Why Playing Cruise Ship Casinos is a Bad Bet
Until 2020 two million people from the UK and Ireland were taking a cruise holiday every year. A third of these passengers would cruise around the Mediterranean and almost half of these departed from a UK port. But regardless of the seas, ocean or departure point all cruise ships will operate, for the most part, on international waters. This allows them to exploit a captive audience which have money in their pocket and very few places to spend it.
In fact, with food and drink an ‘all-in’ with most people’s cruise package, primarily it is the conveniently placed on-board casino which offers holidaymakers an opportunity to part with their cash. We say ‘conveniently placed’ as on-ship casinos and amusement arcades are always found in the centre of cruise liners meaning tourists have to walk through them several times a day to reach activities bars and restaurants.
Cruise ship casinos are plush and luring but they are also unregulated. ‘International waters’ status means cruise line casinos are not bound by any gambling laws and so they can, and do, unduly exploit their customers. In many instances seasoned casino players can and will immediately see how they are being exploited. Blackjack tables featuring strange rules such as ‘no double downs after splits’, ‘double downs on 9’s, 10’s and 11’s only’, dealers ‘hitting on soft 17’s’ and payments of 6/5 about a ‘blackjack’ are commonplace. All are detrimental to players long-term chances of winning.
Highway Robbery on the High Seas
Then there are the roulette wheels which almost always feature American-style ‘double zeros’ and only a small disparity between their minimum and maximum bet stakes. It is nearly impossible to recoup big losses losses when the minimum bet is £/€5 and the maximum stakes are just £/€10. So understandably you are likely to head to the slot machines to get your entertainment but, on a cruise liner, they exploit customers even more than the gaming tables.
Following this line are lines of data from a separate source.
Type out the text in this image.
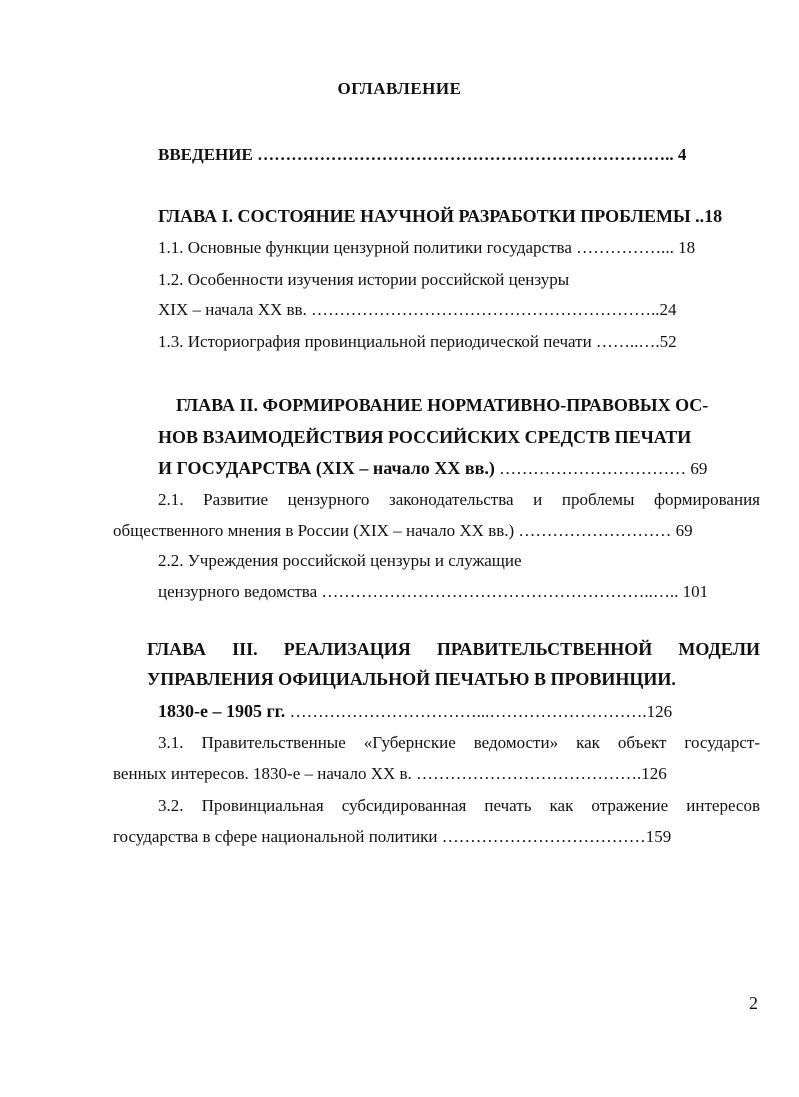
ОГЛАВЛЕНИЕ
ВВЕДЕНИЕ ……………………………………………………………….. 4
ГЛАВА I. СОСТОЯНИЕ НАУЧНОЙ РАЗРАБОТКИ ПРОБЛЕМЫ ..18
1.1. Основные функции цензурной политики государства ……………... 18
1.2. Особенности изучения истории российской цензуры
XIX – начала XX вв. ……………………………………………………..24
1.3. Историография провинциальной периодической печати ……..….52
ГЛАВА II. ФОРМИРОВАНИЕ НОРМАТИВНО-ПРАВОВЫХ ОС-
НОВ ВЗАИМОДЕЙСТВИЯ РОССИЙСКИХ СРЕДСТВ ПЕЧАТИ
И ГОСУДАРСТВА (XIX – начало XX вв.) …………………………… 69
2.1. Развитие цензурного законодательства и проблемы формирования
общественного мнения в России (XIX – начало XX вв.) ……………………… 69
2.2. Учреждения российской цензуры и служащие
цензурного ведомства …………………………………………………..….. 101
ГЛАВА III. РЕАЛИЗАЦИЯ ПРАВИТЕЛЬСТВЕННОЙ МОДЕЛИ
УПРАВЛЕНИЯ ОФИЦИАЛЬНОЙ ПЕЧАТЬЮ В ПРОВИНЦИИ.
1830-е – 1905 гг. ……………………………...……………………….126
3.1. Правительственные «Губернские ведомости» как объект государст-
венных интересов. 1830-е – начало XX в. ………………………………….126
3.2. Провинциальная субсидированная печать как отражение интересов
государства в сфере национальной политики ………………………………159
2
Whereas the typical Las Vegas slot offers a return of 95% and online slots average out around 97-98%, their at sea floating counterparts can, and regularly do, return less than 80% of their take. If this piracy is not enough to send you overboard lookout for additional non-gambling hidden charges… Holidaymakers can incur a cost when buying gaming chips and you should look out for a charge (of up to three percent) when making chip purchases by credit card and/or returning winnings to any card account.